Others give the group credit for helping persuade a rising share of the private sector to take meaningful steps to address emissions. SBTi says companies with targets that it’s approved are typically reducing their direct emissions by 12% each year, well ahead of what the organization requires. The goal-setting has had a wider effect on the field as well, helping to ratchet up the standards of other companies and corporate standard-setting groups, observers say.

Picking pathways

The starting point for SBTi’s approach is what’s known as the world’s “carbon budget.” The UN Intergovernmental Panel on Climate Change determined that collectively, nations can only afford to emit another 500 billion metric tons of carbon dioxide over roughly the next three decades and still have a 50-50 shot at holding warming to 1.5 ºC.

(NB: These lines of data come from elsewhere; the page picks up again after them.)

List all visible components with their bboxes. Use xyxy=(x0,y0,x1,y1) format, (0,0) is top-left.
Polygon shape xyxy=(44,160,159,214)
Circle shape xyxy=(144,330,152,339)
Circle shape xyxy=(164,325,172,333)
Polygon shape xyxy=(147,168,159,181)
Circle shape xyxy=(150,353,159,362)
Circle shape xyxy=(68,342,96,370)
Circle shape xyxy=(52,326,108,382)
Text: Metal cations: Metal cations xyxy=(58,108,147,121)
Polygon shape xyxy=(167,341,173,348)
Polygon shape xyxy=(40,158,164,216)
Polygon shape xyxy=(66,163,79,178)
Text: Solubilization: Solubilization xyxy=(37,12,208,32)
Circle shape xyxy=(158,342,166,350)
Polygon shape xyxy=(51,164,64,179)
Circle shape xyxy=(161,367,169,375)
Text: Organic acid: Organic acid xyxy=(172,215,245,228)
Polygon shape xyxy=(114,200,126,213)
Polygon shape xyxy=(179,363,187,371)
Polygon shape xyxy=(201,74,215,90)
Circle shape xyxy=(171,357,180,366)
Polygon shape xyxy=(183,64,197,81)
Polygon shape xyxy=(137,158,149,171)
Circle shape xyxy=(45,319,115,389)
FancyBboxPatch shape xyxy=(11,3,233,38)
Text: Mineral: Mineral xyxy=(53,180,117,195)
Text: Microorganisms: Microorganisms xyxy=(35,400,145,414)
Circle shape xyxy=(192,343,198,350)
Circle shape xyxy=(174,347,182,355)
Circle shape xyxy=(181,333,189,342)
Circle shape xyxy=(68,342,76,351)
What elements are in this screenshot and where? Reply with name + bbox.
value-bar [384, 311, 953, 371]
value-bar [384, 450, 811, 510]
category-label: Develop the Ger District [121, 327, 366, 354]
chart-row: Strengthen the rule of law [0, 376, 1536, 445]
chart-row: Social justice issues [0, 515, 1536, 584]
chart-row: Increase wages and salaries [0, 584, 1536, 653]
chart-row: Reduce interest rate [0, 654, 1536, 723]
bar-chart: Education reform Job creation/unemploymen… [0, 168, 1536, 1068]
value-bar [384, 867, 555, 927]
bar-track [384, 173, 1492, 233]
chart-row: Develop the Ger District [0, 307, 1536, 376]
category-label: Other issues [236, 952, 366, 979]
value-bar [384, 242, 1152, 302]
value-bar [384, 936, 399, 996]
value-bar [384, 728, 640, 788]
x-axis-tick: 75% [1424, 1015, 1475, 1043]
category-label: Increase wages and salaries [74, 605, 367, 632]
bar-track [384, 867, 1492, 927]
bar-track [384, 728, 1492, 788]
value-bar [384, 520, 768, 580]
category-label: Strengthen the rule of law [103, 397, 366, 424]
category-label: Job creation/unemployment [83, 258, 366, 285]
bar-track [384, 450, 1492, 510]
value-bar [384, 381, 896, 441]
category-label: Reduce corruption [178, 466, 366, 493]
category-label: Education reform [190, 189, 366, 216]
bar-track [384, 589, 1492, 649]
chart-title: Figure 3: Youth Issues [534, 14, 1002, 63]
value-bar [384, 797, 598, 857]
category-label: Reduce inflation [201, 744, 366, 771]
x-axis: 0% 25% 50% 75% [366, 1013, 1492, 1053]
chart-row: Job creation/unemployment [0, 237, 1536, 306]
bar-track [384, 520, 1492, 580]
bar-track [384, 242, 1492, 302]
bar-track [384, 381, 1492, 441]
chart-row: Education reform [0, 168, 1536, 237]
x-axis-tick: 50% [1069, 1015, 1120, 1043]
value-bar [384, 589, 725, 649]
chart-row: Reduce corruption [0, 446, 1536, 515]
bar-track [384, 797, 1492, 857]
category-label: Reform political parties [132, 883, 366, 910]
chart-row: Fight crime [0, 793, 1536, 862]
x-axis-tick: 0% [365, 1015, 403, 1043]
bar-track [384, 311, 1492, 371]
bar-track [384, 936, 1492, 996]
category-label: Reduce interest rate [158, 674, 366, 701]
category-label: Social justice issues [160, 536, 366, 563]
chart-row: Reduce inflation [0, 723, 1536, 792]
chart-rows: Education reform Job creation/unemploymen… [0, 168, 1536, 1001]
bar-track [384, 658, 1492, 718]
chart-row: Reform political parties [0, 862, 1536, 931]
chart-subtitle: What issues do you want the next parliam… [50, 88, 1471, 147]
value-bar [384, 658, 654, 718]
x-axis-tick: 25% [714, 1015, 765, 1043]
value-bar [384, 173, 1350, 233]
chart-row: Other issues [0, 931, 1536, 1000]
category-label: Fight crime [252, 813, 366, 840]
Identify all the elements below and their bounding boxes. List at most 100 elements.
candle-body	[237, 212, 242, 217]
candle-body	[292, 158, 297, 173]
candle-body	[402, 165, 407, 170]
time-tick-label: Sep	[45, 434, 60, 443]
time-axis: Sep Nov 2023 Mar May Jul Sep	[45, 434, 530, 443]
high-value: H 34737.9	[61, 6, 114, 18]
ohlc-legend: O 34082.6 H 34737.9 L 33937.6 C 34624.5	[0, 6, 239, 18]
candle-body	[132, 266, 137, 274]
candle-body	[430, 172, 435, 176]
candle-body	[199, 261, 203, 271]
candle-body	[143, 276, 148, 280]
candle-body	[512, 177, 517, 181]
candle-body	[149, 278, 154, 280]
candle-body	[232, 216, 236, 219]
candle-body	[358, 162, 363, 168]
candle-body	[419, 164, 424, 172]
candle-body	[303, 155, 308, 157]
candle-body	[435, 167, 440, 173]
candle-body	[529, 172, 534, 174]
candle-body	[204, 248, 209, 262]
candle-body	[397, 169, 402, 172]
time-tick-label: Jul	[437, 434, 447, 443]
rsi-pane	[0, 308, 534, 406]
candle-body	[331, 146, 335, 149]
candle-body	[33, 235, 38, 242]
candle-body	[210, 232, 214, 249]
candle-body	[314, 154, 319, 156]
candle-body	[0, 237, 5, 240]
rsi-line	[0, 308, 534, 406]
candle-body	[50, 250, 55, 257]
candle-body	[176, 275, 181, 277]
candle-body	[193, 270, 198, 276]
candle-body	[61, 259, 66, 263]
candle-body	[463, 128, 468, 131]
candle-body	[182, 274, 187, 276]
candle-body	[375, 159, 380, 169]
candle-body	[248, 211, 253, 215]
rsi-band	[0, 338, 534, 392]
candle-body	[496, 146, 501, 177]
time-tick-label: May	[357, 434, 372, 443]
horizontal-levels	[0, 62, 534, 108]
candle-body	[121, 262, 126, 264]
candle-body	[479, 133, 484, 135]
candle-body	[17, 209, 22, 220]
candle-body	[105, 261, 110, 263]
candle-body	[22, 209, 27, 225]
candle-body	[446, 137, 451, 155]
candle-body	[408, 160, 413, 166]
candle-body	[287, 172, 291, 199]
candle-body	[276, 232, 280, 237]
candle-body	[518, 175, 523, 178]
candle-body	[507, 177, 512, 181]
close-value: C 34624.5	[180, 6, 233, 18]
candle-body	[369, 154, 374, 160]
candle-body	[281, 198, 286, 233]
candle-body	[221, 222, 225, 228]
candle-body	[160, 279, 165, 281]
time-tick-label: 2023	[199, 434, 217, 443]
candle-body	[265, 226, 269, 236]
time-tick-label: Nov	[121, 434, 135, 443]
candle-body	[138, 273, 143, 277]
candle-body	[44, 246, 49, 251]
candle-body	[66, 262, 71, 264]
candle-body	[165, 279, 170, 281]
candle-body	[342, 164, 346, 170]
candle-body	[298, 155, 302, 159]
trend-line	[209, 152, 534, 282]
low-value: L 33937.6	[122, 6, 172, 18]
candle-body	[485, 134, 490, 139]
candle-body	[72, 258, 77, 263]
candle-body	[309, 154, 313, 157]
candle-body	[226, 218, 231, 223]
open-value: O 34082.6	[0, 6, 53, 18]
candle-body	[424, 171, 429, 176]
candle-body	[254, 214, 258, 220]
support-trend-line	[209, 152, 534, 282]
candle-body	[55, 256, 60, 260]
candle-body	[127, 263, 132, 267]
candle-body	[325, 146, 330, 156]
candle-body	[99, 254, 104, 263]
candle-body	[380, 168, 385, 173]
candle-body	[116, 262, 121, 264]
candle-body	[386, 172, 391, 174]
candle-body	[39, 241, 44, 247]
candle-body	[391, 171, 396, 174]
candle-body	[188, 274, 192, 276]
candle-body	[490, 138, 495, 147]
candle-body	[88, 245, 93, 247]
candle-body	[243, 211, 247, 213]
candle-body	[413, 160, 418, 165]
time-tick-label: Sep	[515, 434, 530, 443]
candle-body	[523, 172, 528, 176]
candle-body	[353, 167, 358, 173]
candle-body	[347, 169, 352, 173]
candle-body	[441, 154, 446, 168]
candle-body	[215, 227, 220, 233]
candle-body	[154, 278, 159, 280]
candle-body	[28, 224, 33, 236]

SBTi allocates shares of that carbon budget to sectors and companies, which then have several choices in setting targets. Two-thirds of companies have selected the simplest method, committing to per-year emissions cuts through 2030. To be in line with 1.5 ºC targets, SBTi requires companies to plan to reduce emissions across their supply chains by at least 4.2% every year. (Some companies, like Tyson Foods, Cargill, and McDonald’s, opted for a 2 ºC goal, but SBTi has recently stopped approving plans for this looser target.)

For the most part, the private sector isn’t legally required to drive down its emissions. But firms face growing pressure from investors, customers, activists, and policymakers to show that they’re taking emissions seriously and addressing rising bottom-line risks from climate change itself. Companies that secure SBTi’s approval can assert in their boardrooms, product marketing, and investor communications that they’re doing both. 

SBTi has developed a process for measuring a company’s baseline emissions based on work by Greenhouse Gas Protocol, a similar partnership between NGOs and the private sector that sets standards for reporting emissions and then signs off on a firm’s timeline for reducing them. SBTi stresses that it doesn’t evaluate or endorse the specific strategies companies use to get to the target. However, it does exert some control over the choice of those tools, as in prohibiting the use of offsets. 

Companies can also choose to follow a sector-specific pathway, which tends to be more attractive for industries such as aviation, cement, and aluminum, which are particularly difficult to clean up with today’s technologies. In that case, SBTi assigns shares of the carbon budget to sectors and the companies within them on the basis of scientific literature, market data, and guidance from industry experts.

The maritime industry, for example, gets a total budget of 12 to 16 billion tons of carbon dioxide to emit until 2050. SBTi gives the sector more time to decarbonize than other industries because it’s expected that methods for cutting emissions from shipping, including switching to low-emission fuels like ammonia and hydrogen, will take a while to scale up. 

SBTi has also developed long-term net-zero targets, with the goal that by 2050, companies will emit only as much greenhouse gas as they can reliably and durably remove from the atmosphere. They have approved such goals for around 200 companies, including Colgate Palmolive, Etsy, and H&M.